From Live at the Avant Garde, Magic Sam with ‘That’s All I Need,’ a Jimmy Rogers song

Those who prefer their Magic Sam with a little more glide in his stride will hear the man in quintessential form here, starting with Sam’s warm laugh before he kicks off the night with a feisty, altogether dazzling six-string workout with a pleasing variety of tone and textures on Freddie King’s classic instrumental, “San-Ho-Zay.” Four songs in he’s romping through the first of his Magic Sam evergreens, “Feelin’ Good,” a Hooker-ish rouser with a humorous, good-time lyric and a freewheeling vocal advancing the headline “I feel alright!” Later he digs into another of his original gems, “All Your Love (I Miss Loving),” a tasty love letter delivered in warm sentiments and sultry guitar sorties over a Latin-inflected rhythmic pulse. Back to back in the set, Willie Dixon’s “Hoochie Coochie Man” and Muddy’s “Still a Fool” stomp and brood respectively in contemplating the sensual life, the latter being especially effective when Sam’s fashions a heavy top strings riff in unison with his growling vocal. The title of Sam’s own “Bad Luck Blues” pretty much tells the story of that song but amidst his catalogue of life’s ills he breaks into a stomping midsection modeled after Doc Pomus’s “Lonely Avenue” as realized on record by Ray Charles, which adds a smidgen of levity to an otherwise despairing monologue, although the true lighthearted moment comes on the bouncy, high-spirited “That’s All I Need,” Sam’s pop-soul celebration (the lead track from West Side Soul, mistakenly attributed to Jimmy Rogers in the songwriter credit) that brings out a bit of Sam Cooke in his celebratory vocal (the similarity is downright uncanny when he starts shouting “I feel alright, yes, I do!”).
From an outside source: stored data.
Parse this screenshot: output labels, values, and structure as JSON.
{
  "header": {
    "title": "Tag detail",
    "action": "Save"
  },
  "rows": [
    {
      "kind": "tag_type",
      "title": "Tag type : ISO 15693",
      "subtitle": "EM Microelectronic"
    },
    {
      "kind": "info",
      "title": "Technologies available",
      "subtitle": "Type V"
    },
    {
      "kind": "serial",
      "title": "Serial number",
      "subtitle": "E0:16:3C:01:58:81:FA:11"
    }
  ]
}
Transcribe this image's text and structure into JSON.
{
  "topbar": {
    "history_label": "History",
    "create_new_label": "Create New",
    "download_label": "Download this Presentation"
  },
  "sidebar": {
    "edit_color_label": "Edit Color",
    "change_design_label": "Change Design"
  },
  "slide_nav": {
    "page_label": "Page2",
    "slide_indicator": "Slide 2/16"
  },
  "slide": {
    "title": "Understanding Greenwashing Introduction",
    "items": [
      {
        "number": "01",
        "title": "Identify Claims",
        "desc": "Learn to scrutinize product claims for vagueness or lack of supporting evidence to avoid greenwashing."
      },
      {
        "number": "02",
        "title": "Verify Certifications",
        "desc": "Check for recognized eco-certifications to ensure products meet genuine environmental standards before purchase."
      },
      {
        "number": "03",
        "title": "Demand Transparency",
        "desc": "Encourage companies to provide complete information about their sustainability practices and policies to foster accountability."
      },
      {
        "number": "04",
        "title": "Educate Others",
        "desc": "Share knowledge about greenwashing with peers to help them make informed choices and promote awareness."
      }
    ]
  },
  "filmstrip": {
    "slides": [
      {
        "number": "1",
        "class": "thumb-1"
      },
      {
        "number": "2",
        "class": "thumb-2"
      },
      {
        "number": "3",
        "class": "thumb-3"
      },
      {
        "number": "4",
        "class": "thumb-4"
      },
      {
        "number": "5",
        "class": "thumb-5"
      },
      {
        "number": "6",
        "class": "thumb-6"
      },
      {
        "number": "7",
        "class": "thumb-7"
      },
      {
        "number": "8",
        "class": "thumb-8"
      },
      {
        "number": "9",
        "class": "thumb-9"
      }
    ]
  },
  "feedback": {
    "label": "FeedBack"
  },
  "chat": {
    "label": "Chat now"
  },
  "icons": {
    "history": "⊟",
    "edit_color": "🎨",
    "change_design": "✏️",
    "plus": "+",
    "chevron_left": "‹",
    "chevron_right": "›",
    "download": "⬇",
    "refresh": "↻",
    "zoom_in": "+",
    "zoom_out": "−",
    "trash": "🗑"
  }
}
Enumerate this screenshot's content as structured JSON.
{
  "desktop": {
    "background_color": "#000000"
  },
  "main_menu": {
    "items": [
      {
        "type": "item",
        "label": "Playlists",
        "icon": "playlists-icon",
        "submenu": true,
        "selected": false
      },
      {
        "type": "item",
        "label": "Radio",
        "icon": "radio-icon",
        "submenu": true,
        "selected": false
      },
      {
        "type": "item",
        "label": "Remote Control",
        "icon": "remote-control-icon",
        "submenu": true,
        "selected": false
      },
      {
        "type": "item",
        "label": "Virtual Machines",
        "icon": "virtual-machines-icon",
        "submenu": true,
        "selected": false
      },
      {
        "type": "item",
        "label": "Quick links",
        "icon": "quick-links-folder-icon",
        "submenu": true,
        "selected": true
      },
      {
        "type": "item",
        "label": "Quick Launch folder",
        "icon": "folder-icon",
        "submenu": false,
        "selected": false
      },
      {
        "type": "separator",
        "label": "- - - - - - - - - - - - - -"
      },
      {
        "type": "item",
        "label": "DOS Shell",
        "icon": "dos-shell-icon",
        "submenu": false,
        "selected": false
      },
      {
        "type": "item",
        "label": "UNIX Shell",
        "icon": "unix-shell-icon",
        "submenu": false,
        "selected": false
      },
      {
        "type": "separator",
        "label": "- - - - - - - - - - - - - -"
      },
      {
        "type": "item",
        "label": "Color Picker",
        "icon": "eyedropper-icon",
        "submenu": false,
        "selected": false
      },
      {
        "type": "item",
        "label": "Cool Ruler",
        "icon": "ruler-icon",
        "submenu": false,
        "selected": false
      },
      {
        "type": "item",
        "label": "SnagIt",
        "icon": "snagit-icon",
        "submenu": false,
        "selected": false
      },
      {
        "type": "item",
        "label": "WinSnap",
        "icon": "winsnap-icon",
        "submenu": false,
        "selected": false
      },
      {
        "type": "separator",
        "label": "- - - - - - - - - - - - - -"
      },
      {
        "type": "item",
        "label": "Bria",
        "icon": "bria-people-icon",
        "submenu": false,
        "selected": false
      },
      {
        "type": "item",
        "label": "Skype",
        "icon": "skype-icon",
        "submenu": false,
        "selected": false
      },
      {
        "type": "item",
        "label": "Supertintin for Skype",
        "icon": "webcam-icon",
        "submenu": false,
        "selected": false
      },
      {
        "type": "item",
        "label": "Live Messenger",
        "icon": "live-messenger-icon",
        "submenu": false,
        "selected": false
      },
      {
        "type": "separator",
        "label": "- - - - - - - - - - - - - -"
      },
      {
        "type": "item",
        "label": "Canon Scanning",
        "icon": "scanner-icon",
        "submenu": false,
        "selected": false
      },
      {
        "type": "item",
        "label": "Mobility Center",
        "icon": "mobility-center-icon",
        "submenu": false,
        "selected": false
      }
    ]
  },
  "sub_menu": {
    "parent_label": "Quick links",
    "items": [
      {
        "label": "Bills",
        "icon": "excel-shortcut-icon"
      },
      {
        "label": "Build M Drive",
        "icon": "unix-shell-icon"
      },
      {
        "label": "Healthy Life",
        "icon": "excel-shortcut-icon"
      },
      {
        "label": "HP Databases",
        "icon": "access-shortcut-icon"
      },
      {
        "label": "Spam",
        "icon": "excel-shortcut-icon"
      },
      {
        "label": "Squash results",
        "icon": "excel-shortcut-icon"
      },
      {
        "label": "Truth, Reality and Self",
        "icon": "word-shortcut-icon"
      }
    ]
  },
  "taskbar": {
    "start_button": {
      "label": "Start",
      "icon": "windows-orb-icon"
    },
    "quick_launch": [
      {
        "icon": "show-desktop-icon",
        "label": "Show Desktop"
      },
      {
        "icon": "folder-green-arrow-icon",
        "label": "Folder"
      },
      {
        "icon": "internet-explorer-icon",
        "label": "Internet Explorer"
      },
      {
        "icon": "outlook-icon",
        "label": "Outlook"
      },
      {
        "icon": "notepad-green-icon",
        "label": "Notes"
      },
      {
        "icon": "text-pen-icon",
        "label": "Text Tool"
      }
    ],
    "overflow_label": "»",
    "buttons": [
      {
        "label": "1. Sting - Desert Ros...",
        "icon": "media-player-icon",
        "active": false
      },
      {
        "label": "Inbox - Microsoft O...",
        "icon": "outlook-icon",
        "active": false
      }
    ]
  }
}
A number of key Magic Sam recordings remain in print, notably: West Side Soul and Black Magic remain in the Delmark catalogue, and the label also offers a double live set featuring the sizzling Ann Arbor Blues Festival performance from 1969 as well as live set recorded at Chicago’s Alex club (Live at Ann Arbor & In Chicago) and a must-have title in Give Me Time, this being a dozen 1968 home recordings Sam made at his West Side residence; and the Fuel label has released The Essential Magic Sam: The Cobra and Chief Recordings 1957-1961; and back to Delmark. To these add Live at the Avant Garde as one of the essential Magic Sam documents. It may be 45 years old now, but it sure sounds fresh and relevant to these ears.